Knitting: I'm finally knitting again! I hardly knit at all in 2017, but I'm back to work on the Newt Scamander scarf for a friend. Perfect timing, since I like to knit while watching TV (see below).

Watching: I had a wake-up call this week when I saw our rather massive DVR only had 10% space remaining! I feel like since I only work part-time I should watch "my" shows when Jarrod isn't around, but all too often I choose reading over watching and now I have entire seasons of shows to catch up on, not to mention a bunch of movies.

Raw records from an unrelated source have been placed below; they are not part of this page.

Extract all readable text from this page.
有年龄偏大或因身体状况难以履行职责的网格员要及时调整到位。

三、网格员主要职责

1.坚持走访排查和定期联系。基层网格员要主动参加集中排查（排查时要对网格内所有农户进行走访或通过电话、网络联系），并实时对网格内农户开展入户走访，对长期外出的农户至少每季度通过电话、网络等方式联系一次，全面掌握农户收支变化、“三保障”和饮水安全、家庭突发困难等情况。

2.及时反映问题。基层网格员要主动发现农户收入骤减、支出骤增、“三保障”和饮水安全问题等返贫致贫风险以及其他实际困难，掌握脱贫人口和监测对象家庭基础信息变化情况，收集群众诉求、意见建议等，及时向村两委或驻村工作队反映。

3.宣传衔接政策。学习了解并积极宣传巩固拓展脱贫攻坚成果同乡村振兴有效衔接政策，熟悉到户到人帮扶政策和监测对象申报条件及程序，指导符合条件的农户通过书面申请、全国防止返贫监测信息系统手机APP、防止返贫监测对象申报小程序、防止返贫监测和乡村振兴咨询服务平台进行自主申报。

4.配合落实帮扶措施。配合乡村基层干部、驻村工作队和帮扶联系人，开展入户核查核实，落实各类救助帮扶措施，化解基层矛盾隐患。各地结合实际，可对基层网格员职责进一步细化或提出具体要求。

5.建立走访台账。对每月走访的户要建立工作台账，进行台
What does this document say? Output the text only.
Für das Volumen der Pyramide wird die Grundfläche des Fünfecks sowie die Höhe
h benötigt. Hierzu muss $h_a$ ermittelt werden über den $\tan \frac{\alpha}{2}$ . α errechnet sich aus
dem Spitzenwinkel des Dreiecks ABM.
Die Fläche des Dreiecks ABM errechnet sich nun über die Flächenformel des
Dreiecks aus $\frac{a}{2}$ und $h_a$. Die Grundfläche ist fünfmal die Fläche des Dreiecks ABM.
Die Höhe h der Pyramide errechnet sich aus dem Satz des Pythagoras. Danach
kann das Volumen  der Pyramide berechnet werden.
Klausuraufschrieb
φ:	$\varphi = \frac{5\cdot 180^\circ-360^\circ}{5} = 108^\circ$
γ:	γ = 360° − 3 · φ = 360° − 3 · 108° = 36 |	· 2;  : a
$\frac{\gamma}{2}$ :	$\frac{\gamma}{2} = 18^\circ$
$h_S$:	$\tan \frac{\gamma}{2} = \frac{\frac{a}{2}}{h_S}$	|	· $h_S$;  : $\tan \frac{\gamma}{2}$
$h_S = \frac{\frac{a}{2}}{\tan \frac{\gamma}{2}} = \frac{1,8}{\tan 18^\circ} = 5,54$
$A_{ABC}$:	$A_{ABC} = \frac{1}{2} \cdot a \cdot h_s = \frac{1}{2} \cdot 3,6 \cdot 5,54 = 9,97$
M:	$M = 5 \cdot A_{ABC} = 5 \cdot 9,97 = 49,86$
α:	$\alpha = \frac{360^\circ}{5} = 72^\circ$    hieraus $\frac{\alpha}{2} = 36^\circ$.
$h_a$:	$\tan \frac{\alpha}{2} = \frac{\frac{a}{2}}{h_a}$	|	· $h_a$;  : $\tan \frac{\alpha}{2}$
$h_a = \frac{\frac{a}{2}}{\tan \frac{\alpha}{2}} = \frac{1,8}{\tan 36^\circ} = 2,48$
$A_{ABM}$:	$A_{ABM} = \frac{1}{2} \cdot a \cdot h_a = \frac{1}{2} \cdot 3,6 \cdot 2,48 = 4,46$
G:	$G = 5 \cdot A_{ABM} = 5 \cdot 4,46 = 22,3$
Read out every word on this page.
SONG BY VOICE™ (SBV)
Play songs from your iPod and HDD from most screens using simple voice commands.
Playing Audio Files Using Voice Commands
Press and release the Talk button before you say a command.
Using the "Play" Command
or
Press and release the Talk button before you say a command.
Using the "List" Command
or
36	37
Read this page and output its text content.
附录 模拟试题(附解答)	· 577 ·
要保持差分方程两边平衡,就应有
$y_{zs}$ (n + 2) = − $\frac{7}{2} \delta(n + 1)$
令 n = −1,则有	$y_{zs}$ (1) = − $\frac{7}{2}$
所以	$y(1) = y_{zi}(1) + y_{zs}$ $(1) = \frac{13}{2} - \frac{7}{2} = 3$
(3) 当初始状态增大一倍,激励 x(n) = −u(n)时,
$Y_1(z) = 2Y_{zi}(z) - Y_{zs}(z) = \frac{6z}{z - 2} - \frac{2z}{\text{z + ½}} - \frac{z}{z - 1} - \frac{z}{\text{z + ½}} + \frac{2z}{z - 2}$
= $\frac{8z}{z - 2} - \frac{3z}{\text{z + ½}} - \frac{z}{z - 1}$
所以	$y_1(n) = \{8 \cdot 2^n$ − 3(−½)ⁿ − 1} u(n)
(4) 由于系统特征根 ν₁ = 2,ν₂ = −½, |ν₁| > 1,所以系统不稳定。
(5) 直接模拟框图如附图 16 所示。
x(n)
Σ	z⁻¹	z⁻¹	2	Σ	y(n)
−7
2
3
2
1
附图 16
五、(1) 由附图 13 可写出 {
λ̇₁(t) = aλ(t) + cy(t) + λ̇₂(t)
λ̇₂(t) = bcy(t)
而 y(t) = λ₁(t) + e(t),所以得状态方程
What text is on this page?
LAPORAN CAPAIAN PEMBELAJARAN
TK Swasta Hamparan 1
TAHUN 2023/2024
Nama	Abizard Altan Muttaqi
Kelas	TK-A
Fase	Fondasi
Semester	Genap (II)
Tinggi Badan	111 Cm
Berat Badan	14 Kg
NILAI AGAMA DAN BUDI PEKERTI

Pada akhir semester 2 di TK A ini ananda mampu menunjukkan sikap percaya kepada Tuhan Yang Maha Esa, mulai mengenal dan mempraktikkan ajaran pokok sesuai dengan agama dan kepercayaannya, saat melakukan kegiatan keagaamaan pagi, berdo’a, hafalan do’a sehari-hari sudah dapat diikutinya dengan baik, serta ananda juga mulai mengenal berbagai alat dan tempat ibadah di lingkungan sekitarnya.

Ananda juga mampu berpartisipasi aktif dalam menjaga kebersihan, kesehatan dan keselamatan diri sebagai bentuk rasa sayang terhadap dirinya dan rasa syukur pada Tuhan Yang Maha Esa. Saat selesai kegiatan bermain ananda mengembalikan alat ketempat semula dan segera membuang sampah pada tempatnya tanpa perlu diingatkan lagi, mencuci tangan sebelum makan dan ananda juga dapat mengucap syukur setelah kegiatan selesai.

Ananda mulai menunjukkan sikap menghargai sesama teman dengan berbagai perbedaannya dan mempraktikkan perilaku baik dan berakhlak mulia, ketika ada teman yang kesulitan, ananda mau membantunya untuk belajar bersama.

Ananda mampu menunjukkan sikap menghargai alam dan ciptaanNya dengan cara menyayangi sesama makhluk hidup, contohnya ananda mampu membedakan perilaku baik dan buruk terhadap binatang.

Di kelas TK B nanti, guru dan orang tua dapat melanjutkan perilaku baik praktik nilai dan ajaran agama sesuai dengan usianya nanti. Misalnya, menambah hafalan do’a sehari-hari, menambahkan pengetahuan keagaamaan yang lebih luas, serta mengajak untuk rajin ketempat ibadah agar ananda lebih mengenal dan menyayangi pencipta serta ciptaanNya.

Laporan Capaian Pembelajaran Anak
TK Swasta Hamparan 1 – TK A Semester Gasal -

So, what am I watching? I'm keeping up with "This Is Us," "Poldark" (which Jarrod watches with me -- yay!) and "Grey's Anatomy." I finished the first season of the new Masterpiece show "My Mother and Other Strangers," which is set in a small Irish town during WWII, where American troops have set up a base, and I picked back up with the final season of "Switched at Birth." It's been my guilty pleasure for years, but this season is way too political for my taste and I had to take a break from it.

I had been recording the "Will and Grace" revival and I finally gave that a try, but after five minutes of audience sounds and canned laughter I just couldn't handle it. It occurred to me how much TV has changed -- growing up, most of the shows I watched were sitcoms "filmed in front of a live studio audience," but now there aren't even many shows like that left, much less ones that I'm interested in (period dramas don't have laugh tracks!). It never bothered me when I was younger, but hearing a bunch of audience laughter every 20 seconds was like nails on a chalkboard, so "Will and Grace" got the delete button.

We're also watching "Stranger Things" season 2 and it's really good!

Signing up for: The Broke and Bookish Secret Santa! It'll be my third year participating and I'm so looking forward to it. Though the real fun for me is buying for my secret buddy, I've had absolutely fabulous Santas the past two years and it's just been a great experience!

Blogging:
Monday Musings
Turning the Page on October 2017
Mini Reviews: The Long Way to a Small, Angry Planet, The Alice Network, Origin, Setting Free the Kites & Red Sister
Non-Fiction November Week 2: Five Non-Fiction/Fiction Pairings

Looking forward to: Changing out my display of spooky books and movies to Thanksgiving and Christmas ones at work today!

*I'm linking up with Kathryn of Book Date for It's Monday! What Are You Reading?